Il summit europeo sul lavoro, svoltosi a Parigi il 12 novembre, ha scelto l'Italia per la terza tappa di questo pellegrinaggio in cerca d’idee concrete e di “buone pratiche” per ridare slancio all’occupazione

lavoro giovani

Questa volta siamo fuori dal podio, per fortuna. L’Italia è infatti quinta nella triste classifica della disoccupazione giovanile nell’Unione europea con il 40,4% di under25 senza impiego (ultime cifre Eurostat), preceduta solo da Grecia – i cui dati non sono aggiornati né disponibili, ma comunque terrificanti -, Spagna, Croazia e Cipro.

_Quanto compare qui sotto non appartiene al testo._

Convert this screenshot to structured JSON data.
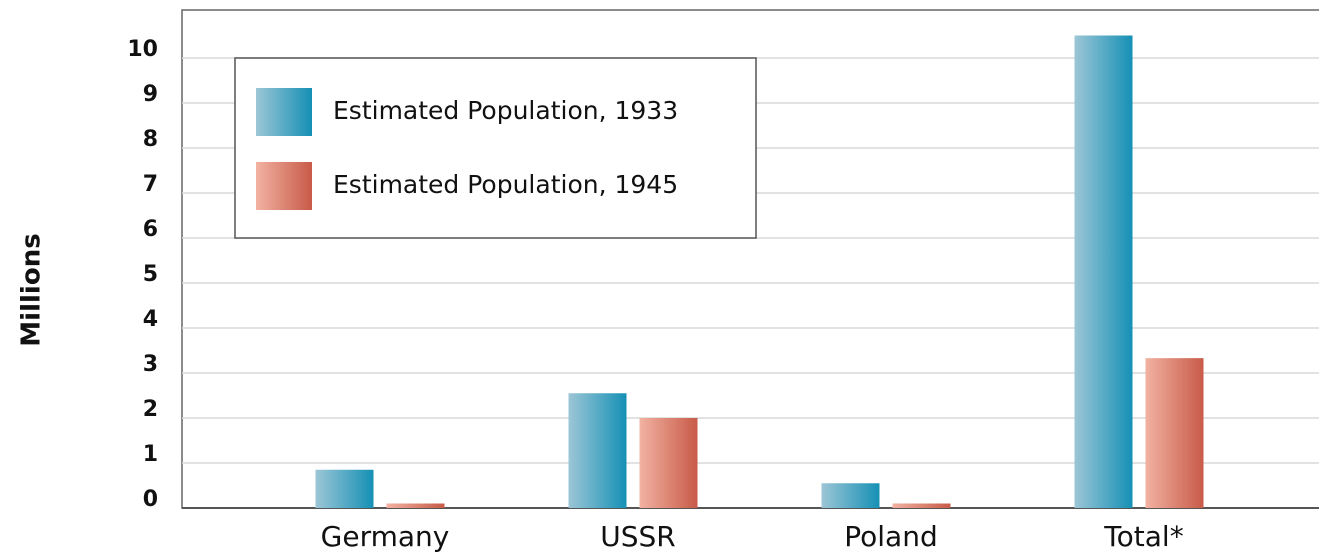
{
  "chart_data": {
    "type": "bar",
    "y_label": "Millions",
    "categories": [
      "Germany",
      "USSR",
      "Poland",
      "Total*"
    ],
    "series": [
      {
        "name": "Estimated Population, 1933",
        "color": "#1590b5",
        "values": [
          0.85,
          2.55,
          0.55,
          10.5
        ]
      },
      {
        "name": "Estimated Population, 1945",
        "color": "#c85a48",
        "values": [
          0.1,
          2.0,
          0.1,
          3.33
        ]
      }
    ],
    "ylim": [
      0,
      11
    ],
    "yticks": [
      0,
      1,
      2,
      3,
      4,
      5,
      6,
      7,
      8,
      9,
      10
    ],
    "grid": true
  }
}
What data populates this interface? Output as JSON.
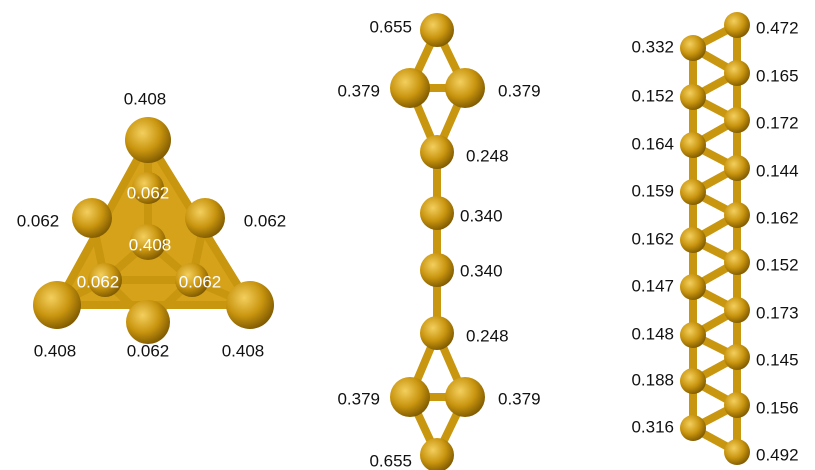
{
  "structures": [
    {
      "labels": [
        "0.408",
        "0.062",
        "0.062",
        "0.062",
        "0.408",
        "0.062",
        "0.062",
        "0.408",
        "0.062",
        "0.408"
      ]
    },
    {
      "labels": [
        "0.655",
        "0.379",
        "0.379",
        "0.248",
        "0.340",
        "0.340",
        "0.248",
        "0.379",
        "0.379",
        "0.655"
      ]
    },
    {
      "labels": [
        "0.332",
        "0.152",
        "0.164",
        "0.159",
        "0.162",
        "0.147",
        "0.148",
        "0.188",
        "0.316",
        "0.472",
        "0.165",
        "0.172",
        "0.144",
        "0.162",
        "0.152",
        "0.173",
        "0.145",
        "0.156",
        "0.492"
      ]
    }
  ]
}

L’assenza di medaglie non nasconde il fatto che nel Belpaese le chance di lavoro per chi ha meno di 30 anni sono risicatissime, salvo qualche posto in nero, mal pagato, non tutelato. E c’è chi resta fuori da uffici e fabbriche anche ben oltre la trentina…

Sarà forse per questo, più che per le diplomatiche insistenze del premier Enrico Letta, che il summit Ue sul lavoro, svoltosi a Parigi il 12 novembre, ha scelto proprio l’Italia per la terza tappa di questo pellegrinaggio in cerca d’idee concrete e di “buone pratiche” per ridare slancio all’atrofica occupazione. Così, dopo le tappe in Germania e Francia, ad aprile l’appuntamento sarà nell’Urbe.

A Parigi i capi di Stato e di governo europei sono stati ancora una volta tutti d’accordo sul fatto che «la principale cura contro la disoccupazione è la crescita economica» (Van Rompuy), che «il destino dell’Europa si decide in base alle prospettive che offriamo ai giovani» (Merkel), tenuto conto che «la disoccupazione dei giovani è il grande incubo che ci portiamo dietro da questa crisi» (Letta). Gli Stati Ue cercano da alcuni anni di mettere una toppa al problema-lavoro, perché la creazione di nuovi posti sarebbe il vero sintomo della ripresa economica e sociale. L’Unione dei 28, con i pochi poteri che ha in questo campo, ci mette del suo: si pensi ad esempio alla cosiddetta “garanzia giovani”, unita alle opportunità di istruzione all’estero, alla valorizzazione dei titoli di studio su scala continentale, a qualche investimento produttivo nei cantieri transfrontalieri. Eppure, i risultati ancora non si vedono e spesso alle promesse dei governanti – di qualunque Paese e colore politico – non seguono i fatti necessari.

È evidente che per contrastare la disoccupazione è necessario che si rimetta in moto l’economia, e in questo senso le prospettive non sono proprio rosee nel breve periodo. Altrettanto vero è che con un po’ più di coraggio, con qualche iniziativa a sostegno delle imprese (investimenti, sgravi fiscali, minor burocrazia, formazione…) e una maggiore mobilità territoriale, qualche passo avanti sarebbe davvero possibile.

Il vertice primaverile di Roma (a poche settimane dal voto europeo del maggio 2014) potrebbe, se ben preparato, rappresentare un giro di boa, così da fare di Roma non solo la capitale d’Italia e della Cristianità, ma anche del “lavoro ritrovato”. L’opportunità non manca, dunque su le maniche.